Occasionally the duties can be surprising. One woman, blind for years, had her companion driver take her to the Canadian National Exhibition in Toronto, where she enjoyed the sounds and smells and the memories. And one 96 year old great grandmother didn’t want to miss her great granddaughter’s wedding. She had her Seniors for Seniors driver, aged 80, pick her up, escort her to the wedding and drive her home, tired but very fulfilled.

Another woman in her late 80s wanted to spend the summer at her beloved cottage, though her family feared for her safety. A nearby Seniors for Seniors employee, a nurse, agreed to live in, six-days- a-week throughout the summer, resolving the problem to everyone’s satisfaction.

There’s no shortage of workers. "We get 200 to 300 calls a week," Cook says. "It’s a win win win operation. We have an honorable business and employ people who by and large are unemployable simply because of their age, helping people who want to stay in their own homes."

And clients are sufficiently affluent to afford the fees: $12.95 per hour, for a three-hour minimum for a drop in worker; live in companions cost $460 for a four-day week. "We invoice once a week," says Cook, "and seniors, just as soon as they get a bill, write out a cheque."
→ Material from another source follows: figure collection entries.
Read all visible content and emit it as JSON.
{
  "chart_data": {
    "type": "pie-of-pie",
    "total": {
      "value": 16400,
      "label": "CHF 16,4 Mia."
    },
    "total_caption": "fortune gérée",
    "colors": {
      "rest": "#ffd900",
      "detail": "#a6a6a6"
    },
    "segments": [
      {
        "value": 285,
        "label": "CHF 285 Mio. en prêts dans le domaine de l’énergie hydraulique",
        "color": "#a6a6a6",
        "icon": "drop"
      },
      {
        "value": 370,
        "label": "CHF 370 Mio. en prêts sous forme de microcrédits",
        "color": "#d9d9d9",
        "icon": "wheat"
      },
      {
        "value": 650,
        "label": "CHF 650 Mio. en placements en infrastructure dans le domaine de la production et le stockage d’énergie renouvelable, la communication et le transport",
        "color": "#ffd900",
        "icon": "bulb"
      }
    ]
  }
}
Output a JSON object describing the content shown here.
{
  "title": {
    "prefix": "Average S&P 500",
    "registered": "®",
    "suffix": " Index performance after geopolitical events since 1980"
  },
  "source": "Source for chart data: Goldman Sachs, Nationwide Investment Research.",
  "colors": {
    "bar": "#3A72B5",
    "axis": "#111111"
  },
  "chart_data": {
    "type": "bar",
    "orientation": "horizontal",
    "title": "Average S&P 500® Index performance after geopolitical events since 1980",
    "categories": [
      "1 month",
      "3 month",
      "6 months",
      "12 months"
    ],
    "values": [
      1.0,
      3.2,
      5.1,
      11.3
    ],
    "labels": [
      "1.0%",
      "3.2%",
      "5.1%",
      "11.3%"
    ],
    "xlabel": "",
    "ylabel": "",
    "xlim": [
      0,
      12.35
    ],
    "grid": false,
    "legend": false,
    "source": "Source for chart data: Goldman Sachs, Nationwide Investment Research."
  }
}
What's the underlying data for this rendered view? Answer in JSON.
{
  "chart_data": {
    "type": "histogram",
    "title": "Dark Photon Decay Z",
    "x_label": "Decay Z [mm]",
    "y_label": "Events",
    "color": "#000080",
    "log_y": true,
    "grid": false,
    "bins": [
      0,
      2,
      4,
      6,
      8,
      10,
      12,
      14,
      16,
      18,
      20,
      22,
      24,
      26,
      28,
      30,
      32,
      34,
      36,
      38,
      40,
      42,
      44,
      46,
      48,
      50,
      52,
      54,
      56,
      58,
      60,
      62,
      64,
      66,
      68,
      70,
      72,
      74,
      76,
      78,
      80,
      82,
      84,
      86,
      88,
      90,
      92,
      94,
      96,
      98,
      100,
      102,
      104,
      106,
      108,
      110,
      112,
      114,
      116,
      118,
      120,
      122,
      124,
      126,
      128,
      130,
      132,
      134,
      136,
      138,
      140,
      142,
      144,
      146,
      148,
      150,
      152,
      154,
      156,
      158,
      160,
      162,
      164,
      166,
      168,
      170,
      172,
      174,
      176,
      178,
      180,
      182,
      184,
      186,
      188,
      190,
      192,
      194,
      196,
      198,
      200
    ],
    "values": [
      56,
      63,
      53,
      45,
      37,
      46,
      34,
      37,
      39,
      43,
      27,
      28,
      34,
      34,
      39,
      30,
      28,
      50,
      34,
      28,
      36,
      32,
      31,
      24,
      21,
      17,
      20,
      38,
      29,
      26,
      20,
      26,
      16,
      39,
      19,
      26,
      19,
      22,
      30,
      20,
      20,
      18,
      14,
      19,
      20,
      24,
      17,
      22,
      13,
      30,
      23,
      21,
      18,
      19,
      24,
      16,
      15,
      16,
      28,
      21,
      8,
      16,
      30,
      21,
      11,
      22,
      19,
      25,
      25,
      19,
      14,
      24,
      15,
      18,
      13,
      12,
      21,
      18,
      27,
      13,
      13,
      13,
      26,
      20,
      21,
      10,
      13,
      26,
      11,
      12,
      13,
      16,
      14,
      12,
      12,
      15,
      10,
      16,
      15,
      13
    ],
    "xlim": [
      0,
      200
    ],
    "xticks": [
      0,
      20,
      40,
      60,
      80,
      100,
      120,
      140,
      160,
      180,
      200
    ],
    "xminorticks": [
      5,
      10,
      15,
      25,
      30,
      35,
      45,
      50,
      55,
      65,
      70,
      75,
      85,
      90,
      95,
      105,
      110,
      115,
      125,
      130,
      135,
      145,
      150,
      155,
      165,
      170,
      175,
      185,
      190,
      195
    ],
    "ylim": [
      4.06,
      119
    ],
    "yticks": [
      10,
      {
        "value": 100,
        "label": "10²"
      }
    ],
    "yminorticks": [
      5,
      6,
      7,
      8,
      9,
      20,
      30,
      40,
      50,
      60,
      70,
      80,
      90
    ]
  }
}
Potential employees must pass muster, not only with Cook, but with his assistant, 71-year old Mabel Holden. "We rate them on a scale of 30 — but in fact, Mabel never gives them a 30," he chuckles. Their rating is based on demeanour, experience and social skills. Caregiving experience, or volunteer work, is important. "My yardstick is ‘Would I send this person to my own mother?’" says Cook. "There’s so much first-rate talent looking for work, people who want to keep busy — but can’t find the opportunity. Quite frankly, we can pretty well pick and choose."

The Toronto-based company now has franchises in Mississauga, Hamilton, St. Catharines, Kitchener and Oshawa. Beyond Ontario, there are offices in Halifax and Montreal. He’d love to open in Vancouver, with the right franchisee — someone at least 50 years old, who has some empathy with seniors and has about $75,000 to invest. And the age requirement is important, he notes, "After all, you shouldn’t go on a TV show or be written up in an article if you’re not even old enough to work for your own company."